Unions of Countable Collections of Lebesgue Measurable Sets

# The Union of a Countable Collection of Lebesgue Measurable Sets is Lebesgue Measurable

Recall from The Union of a Finite Collection of Lebesgue Measurable Sets is Lebesgue Measurable that the union of a finite collection of Lebesgue measurable sets is also Lebesgue measurable.

We will now establish a stronger result in that the union of a countable collection of Lebesgue measurable sets is also Lebesgue measurable.

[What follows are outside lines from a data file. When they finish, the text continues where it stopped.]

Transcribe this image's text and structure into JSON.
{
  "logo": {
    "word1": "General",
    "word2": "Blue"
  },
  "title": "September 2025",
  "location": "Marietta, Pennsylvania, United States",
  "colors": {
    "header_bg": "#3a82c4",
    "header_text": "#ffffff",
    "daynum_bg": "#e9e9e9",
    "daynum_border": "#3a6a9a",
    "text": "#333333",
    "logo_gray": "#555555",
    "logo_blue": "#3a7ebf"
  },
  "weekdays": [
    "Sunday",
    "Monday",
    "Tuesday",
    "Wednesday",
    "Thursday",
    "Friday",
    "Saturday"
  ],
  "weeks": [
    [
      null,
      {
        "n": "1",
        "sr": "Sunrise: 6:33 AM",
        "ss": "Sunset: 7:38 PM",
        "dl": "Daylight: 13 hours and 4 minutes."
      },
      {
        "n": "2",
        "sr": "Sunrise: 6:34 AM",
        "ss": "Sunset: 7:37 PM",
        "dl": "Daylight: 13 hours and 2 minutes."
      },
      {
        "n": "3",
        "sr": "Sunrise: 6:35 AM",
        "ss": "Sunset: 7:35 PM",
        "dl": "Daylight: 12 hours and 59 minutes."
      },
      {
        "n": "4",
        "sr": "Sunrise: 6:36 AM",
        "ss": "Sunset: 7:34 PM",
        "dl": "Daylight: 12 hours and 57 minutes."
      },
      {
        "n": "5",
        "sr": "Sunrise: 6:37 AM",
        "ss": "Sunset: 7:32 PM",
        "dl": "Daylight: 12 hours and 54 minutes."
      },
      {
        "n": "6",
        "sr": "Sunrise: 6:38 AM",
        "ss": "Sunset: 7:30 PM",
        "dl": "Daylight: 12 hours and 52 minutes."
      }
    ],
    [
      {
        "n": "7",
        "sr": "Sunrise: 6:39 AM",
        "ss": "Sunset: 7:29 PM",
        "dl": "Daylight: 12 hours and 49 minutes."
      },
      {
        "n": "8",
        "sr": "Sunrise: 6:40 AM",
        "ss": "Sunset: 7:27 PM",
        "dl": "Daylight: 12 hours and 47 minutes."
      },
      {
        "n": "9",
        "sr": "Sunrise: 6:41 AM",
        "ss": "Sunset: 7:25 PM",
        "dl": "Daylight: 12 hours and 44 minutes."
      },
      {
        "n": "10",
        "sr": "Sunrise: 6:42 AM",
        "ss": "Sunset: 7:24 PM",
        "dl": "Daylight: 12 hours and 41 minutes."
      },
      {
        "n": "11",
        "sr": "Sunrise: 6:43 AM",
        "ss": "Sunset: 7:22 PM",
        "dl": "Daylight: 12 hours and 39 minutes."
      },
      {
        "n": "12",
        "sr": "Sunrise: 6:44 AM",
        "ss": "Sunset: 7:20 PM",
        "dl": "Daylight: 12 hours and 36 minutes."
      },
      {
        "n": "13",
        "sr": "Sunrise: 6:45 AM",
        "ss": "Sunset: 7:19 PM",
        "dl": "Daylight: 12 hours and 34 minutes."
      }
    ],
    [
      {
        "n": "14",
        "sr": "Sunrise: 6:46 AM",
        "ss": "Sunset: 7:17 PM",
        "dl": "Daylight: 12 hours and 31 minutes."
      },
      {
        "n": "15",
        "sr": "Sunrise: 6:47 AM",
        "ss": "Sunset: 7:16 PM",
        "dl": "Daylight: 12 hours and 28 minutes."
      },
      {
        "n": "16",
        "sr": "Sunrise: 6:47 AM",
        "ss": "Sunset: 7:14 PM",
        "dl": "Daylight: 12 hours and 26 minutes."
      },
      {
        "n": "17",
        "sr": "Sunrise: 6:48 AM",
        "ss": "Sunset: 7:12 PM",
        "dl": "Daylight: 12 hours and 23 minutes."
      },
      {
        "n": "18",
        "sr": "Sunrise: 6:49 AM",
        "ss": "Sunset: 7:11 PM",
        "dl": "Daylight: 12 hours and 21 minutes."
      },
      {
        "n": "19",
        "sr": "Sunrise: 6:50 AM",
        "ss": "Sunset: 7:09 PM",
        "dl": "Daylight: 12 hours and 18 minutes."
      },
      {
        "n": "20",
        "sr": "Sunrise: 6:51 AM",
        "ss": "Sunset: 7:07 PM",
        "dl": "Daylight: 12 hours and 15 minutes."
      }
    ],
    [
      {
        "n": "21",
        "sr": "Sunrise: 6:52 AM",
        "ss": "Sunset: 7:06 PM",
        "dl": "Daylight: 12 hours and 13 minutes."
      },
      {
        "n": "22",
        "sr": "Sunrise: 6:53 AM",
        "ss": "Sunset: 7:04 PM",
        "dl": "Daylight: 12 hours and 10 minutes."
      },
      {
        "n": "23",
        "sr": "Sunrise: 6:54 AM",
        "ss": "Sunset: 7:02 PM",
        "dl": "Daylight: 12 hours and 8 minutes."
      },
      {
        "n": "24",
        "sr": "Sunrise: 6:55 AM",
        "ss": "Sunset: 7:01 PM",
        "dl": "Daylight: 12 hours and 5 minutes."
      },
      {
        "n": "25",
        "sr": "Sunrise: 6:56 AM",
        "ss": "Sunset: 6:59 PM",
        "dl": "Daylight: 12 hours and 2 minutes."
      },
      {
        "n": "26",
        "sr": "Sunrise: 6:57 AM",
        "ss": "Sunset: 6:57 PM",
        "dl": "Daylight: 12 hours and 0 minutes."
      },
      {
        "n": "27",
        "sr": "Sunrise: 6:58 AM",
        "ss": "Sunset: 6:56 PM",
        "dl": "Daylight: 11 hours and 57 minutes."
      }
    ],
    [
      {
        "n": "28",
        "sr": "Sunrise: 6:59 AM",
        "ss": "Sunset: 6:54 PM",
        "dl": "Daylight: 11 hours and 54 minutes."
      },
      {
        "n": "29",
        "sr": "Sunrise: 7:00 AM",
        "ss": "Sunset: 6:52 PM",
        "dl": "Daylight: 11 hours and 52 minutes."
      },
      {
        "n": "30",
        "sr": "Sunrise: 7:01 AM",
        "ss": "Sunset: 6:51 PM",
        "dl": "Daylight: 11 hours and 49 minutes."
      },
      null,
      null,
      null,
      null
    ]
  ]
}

 Theorem 1: The union of a countable collection of Lebesgue measurable sets is Lebesgue measurable.
• Proof: Let $(E_n)_{n=1}^{\infty}$ be any sequence of Lebesgue measurable sets and let $\displaystyle{E = \bigcup_{n=1}^{\infty} E_n}$. We want to show that $E$ is also a Lebesgue measurable set.
• We have already established that the collection of all Lebesgue measurable sets is a $\sigma$-algebra. From one of the properties on the Properties of Algebras of Sets 2 we have that there exists a sequence $(E_n')_{n=1}^{\infty}$ of Lebesgue measurable sets that are mutually disjoint and such that $\displaystyle{\bigcup_{n=1}^{\infty} E_n = \bigcup_{n=1}^{\infty} E_n'}$. So without loss of generality we can assume that $(E_n)_{n=1}^{\infty}$ itself is a sequence of mutually disjoint Lebesgue measurable sets.
• Let $A \in \mathcal P (\mathbb{R})$. Since the union of a finite collection of Lebesgue measurable sets is Lebesgue measurable we have that for each $n \in \mathbb{N}$:
(1)
\begin{align} \quad m^* (A) = \underbrace{m^* \left ( A \cap \left [ \bigcup_{k=1}^{n} E_k \right ] \right )}_{(**)} + \underbrace{m^* \left ( A \cap \left [ \bigcup_{k=1}^{n} E_k \right ]^c \right )}_{(*)} \end{align}
• For the term $(*)$, note that $\displaystyle{\bigcup_{k=1}^{n} E_k \subset \bigcup_{k=1}^{\infty} E_k = E }$. Therefore $\displaystyle{\left ( \bigcup_{k=1}^{n} E_k \right )^c \supset \left ( \bigcup_{k=1}^{\infty} E_k \right )^c = E^c}$. So $\displaystyle{A \cap \left ( \bigcup_{k=1}^{n} E_k \right )^c \supset A \cap E^c}$ and:
(2)
\begin{align} \quad m^*\left (A \cap \left [ \bigcup_{k=1}^{n} E_k \right ]^c \right ) \geq m^* (A \cap E^c) \end{align}
(3)
\begin{align} \quad m^* \left ( A \cap \left [ \bigcup_{k=1}^{n} E_k \right ] \right ) = \sum_{k=1}^{n} m^* (A \cap E_k) \end{align}
• Hence for each $n \in \mathbb{N}$ we have that:
(4)
\begin{align} \quad m^*(A) \geq \sum_{k=1}^{n} m^* (A \cap E_k) + m^* (A \cap E^c) \end{align}
• We take the limit as $n \to \infty$ of both sides above and use the countable subadditivity of the Lebesgue outer measure to get:
(5)
\begin{align} \quad m^*(A) \geq \sum_{k=1}^{\infty} m^* (A \cap E_k) + m^* (A \cap E^c) & \geq m^* \left ( \bigcup_{n=1}^{\infty} (A \cap E_n) \right ) + m^* (A \cap E^c) \\ & \geq m^* \left ( A \cap \left [ \bigcup_{n=1}^{\infty} E_n \right ] \right ) + m^* (A \cap E^c) \\ & \geq m^* (A \cap E) + m^*(A \cap E^c) \\ \end{align}
• Therefore $E$ is Lebesgue measurable. $\blacksquare$
 Corollary 2: The collection $\mathcal M$ of Lebesgue measurable sets is a $\sigma$-algebra.
• Proof: From above, $\mathcal M$ is closed under countable unions and we have already proven that if $E \in \mathcal M$ then $E^c \in \mathcal M$. So $\mathcal M$ is a $\sigma$-algebra. $\blacksquare$